“We’re here trying to hit all the breweries we can,” he said.
They were staying at a bed and breakfast in Waynesville, the Windover Inn. From that location, they had traveled west to Nantahala Brewery in Byrson City and then had visited all three breweries in Waynesville. They were leaving on Monday, but Sunday afternoon had taken them east to Asheville to partake in a few of the locally crafted beers its breweries had to offer.
We talked about beers and breweries and restaurants, got some tips on beaches and breweries in Charleston, and traded stories about work and children. Very enjoyable afternoon.
The fact that this couple with money and time had chosen to visit our mountains specifically because of its reputation for craft brewers is what really hit home for me. I’ve been hearing people talk about this kind of visitor for a couple of years, touting that craft beer is another leg of the tourism industry that will pay significant benefits. I had always assumed that this was true, that the explosion of breweries in this region and Asheville’s designation for several years as Beer City USA would attract tourists.
But this was the first time I’d sat down at a table and tossed back a cold one with someone who proved these people right. Perhaps there are thousands of other couples just like those I met this past Sunday. That’s a refreshing thought, almost as refreshing as that cold IPA from the Wedge under a sunny summer sky. Almost.
Rolf Kaufman is one of those men I’ve always found fascinating. A German who came to the U.S. as a child, he ran the Wellco shoe company in Waynesville before retiring and is still a civic leader extraordinaire in Haywood County.
Along the way, he became the most dedicated Folkmoot USA board member the festival will ever have. He is both the conscience and the heart of our organization (I have been on Folkmoot USA Board for years), someone all of us who take part in the Folkmoot looks to for inspiration. He speaks several languages, has served on the board of the international organizations of folk dance troupes (CIOFF), travels on his own dime to those conferences to help recruit groups to Folkmoot, is our unofficial historian, and has faithfully attended nearly every board and committee meeting it was possible for him to attend over the last 30-plus years. By any standard it is a remarkable record of dedication.
Those efforts just earned Rolf some well-deserved recognition. The Raleigh News and Observer named him the Tar Heel of the Week. Every Sunday for as long as I can remember, the Raleigh newspaper has chosen someone who has served others to receive this honor. You can read the article about Rolf by plugging this link into your browser: www.newsobserver.com/2014/06/21/3951562/he-helps-folkmoot-take-root-in.html.
On Thursday, June 26, Folkmoot is holding an open house to celebrate taking ownership of the Folkmoot Friendship Center, the old Hazelwood Elementary School.
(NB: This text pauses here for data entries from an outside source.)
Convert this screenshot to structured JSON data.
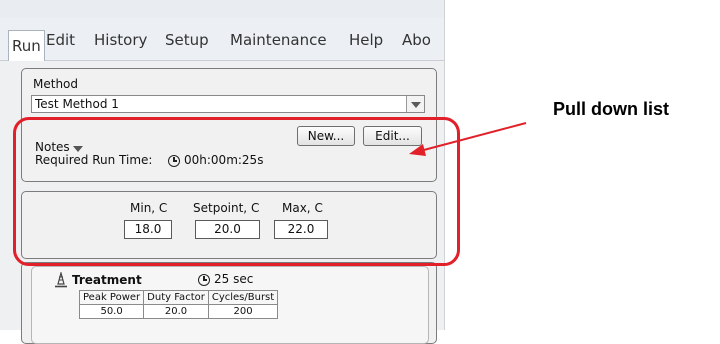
{
  "menu": {
    "items": [
      "Run",
      "Edit",
      "History",
      "Setup",
      "Maintenance",
      "Help",
      "Abo"
    ]
  },
  "method": {
    "label": "Method",
    "selected": "Test Method 1"
  },
  "buttons": {
    "new": "New...",
    "edit": "Edit..."
  },
  "notes": {
    "label": "Notes",
    "run_time_label": "Required Run Time:",
    "run_time_value": "00h:00m:25s"
  },
  "temperature": {
    "min_label": "Min, C",
    "setpoint_label": "Setpoint, C",
    "max_label": "Max, C",
    "min_value": "18.0",
    "setpoint_value": "20.0",
    "max_value": "22.0"
  },
  "treatment": {
    "title": "Treatment",
    "duration": "25 sec",
    "columns": [
      "Peak Power",
      "Duty Factor",
      "Cycles/Burst"
    ],
    "values": [
      "50.0",
      "20.0",
      "200"
    ]
  },
  "annotation": {
    "callout_text": "Pull down list",
    "highlight_color": "#e2202a"
  }
}
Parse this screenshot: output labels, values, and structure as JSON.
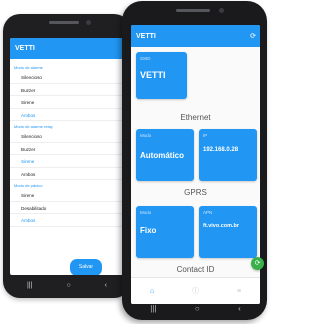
{
  "back_app": {
    "title": "VETTI",
    "sections": [
      {
        "header": "Modo de alarme",
        "options": [
          "Silencioso",
          "Buzzer",
          "Sirene",
          "Ambos"
        ],
        "selected": 3
      },
      {
        "header": "Modo de alarme relay",
        "options": [
          "Silencioso",
          "Buzzer",
          "Sirene",
          "Ambos"
        ],
        "selected": 2
      },
      {
        "header": "Modo de pânico",
        "options": [
          "Sirene",
          "Desabilitado",
          "Ambos"
        ],
        "selected": 2
      }
    ],
    "save_label": "Salvar",
    "nav": {
      "recent": "|||",
      "home": "○",
      "back": "‹"
    }
  },
  "front_app": {
    "title": "VETTI",
    "refresh_icon": "⟳",
    "ssid": {
      "label": "SSID",
      "value": "VETTI"
    },
    "ethernet": {
      "title": "Ethernet",
      "mode": {
        "label": "Modo",
        "value": "Automático"
      },
      "ip": {
        "label": "IP",
        "value": "192.168.0.28"
      }
    },
    "gprs": {
      "title": "GPRS",
      "mode": {
        "label": "Modo",
        "value": "Fixo"
      },
      "apn": {
        "label": "APN",
        "value": "ft.vivo.com.br"
      }
    },
    "contact_id_title": "Contact ID",
    "fab_icon": "⟳",
    "tabs": {
      "home": "⌂",
      "info": "ⓘ",
      "settings": "≡"
    },
    "nav": {
      "recent": "|||",
      "home": "○",
      "back": "‹"
    },
    "colors": {
      "primary": "#2196f3",
      "fab": "#39b14a"
    }
  }
}
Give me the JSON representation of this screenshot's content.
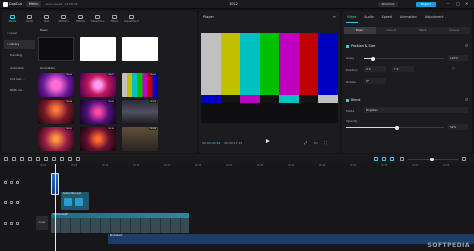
{
  "titlebar": {
    "app_name": "CapCut",
    "menu_label": "Menu",
    "autosave": "Auto saved: 14:58:21",
    "window_title": "1012",
    "shortcut_label": "Shortcut",
    "export_label": "Export",
    "controls": [
      "–",
      "□",
      "✕"
    ]
  },
  "media": {
    "tools": [
      {
        "label": "Media",
        "icon": "media-icon"
      },
      {
        "label": "Audio",
        "icon": "audio-icon"
      },
      {
        "label": "Text",
        "icon": "text-icon"
      },
      {
        "label": "Stickers",
        "icon": "stickers-icon"
      },
      {
        "label": "Effects",
        "icon": "effects-icon"
      },
      {
        "label": "Transitions",
        "icon": "transitions-icon"
      },
      {
        "label": "Filters",
        "icon": "filters-icon"
      },
      {
        "label": "Adjustment",
        "icon": "adjustment-icon"
      }
    ],
    "sidebar": [
      "• Local",
      "• Library",
      "Trending",
      "Animation",
      "Cut rout ...",
      "BGM, Ca..."
    ],
    "section_basic": "Basic",
    "section_animation": "Animation",
    "durations": [
      "",
      "",
      "",
      "00:00",
      "00:01",
      "00:02",
      "00:04",
      "00:05",
      "00:00",
      "00:05",
      "00:10",
      "00:04"
    ]
  },
  "player": {
    "title": "Player",
    "current_time": "00:00:00:16",
    "total_time": "00:00:47:15",
    "color_bars": [
      "#c0c0c0",
      "#c0c000",
      "#00c0c0",
      "#00c000",
      "#c000c0",
      "#c00000",
      "#0000c0"
    ],
    "mid_bars": [
      "#0000c0",
      "#131313",
      "#c000c0",
      "#131313",
      "#00c0c0",
      "#131313",
      "#c0c0c0"
    ],
    "bottom_bars": [
      "#00214c",
      "#ffffff",
      "#32006a",
      "#131313",
      "#090909",
      "#131313",
      "#1d1d1d"
    ]
  },
  "properties": {
    "tabs": [
      "Video",
      "Audio",
      "Speed",
      "Animation",
      "Adjustment"
    ],
    "subtabs": [
      "Basic",
      "Cutout",
      "Mask",
      "Canvas"
    ],
    "position_size": "Position & Size",
    "scale_label": "Scale",
    "scale_value": "110%",
    "scale_level": 0.11,
    "position_label": "Position",
    "pos_x": "X 0",
    "pos_y": "Y 0",
    "rotate_label": "Rotate",
    "rotate_value": "0°",
    "blend": "Blend",
    "mode_label": "Mode",
    "mode_value": "Brighten",
    "opacity_label": "Opacity",
    "opacity_value": "52%",
    "opacity_level": 0.52
  },
  "timeline": {
    "ruler": [
      "00:00",
      "00:05",
      "00:10",
      "00:15",
      "00:20",
      "00:25",
      "00:30",
      "00:35",
      "00:40",
      "00:45",
      "00:50",
      "00:55",
      "01:00",
      "01:05"
    ],
    "clip_sticker": "Subscribe Logo",
    "clip_main": "dyimsmaGIF",
    "clip_audio": "Brokeback",
    "cover_label": "Cover"
  },
  "watermark": "SOFTPEDIA"
}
After a couple of years of negotiations and legal legwork — and support from the Haywood County School Board and the Haywood County Commissioners — the building now officially belongs to the festival. The open house is from 4:30 to 8 p.m., and we would love to show off the building to anyone who can attend.
As for me, I’ll be celebrating the school’s acquisition and congratulating Rolf on his recognition by the state’s best newspaper for his decades of service to Folkmoot.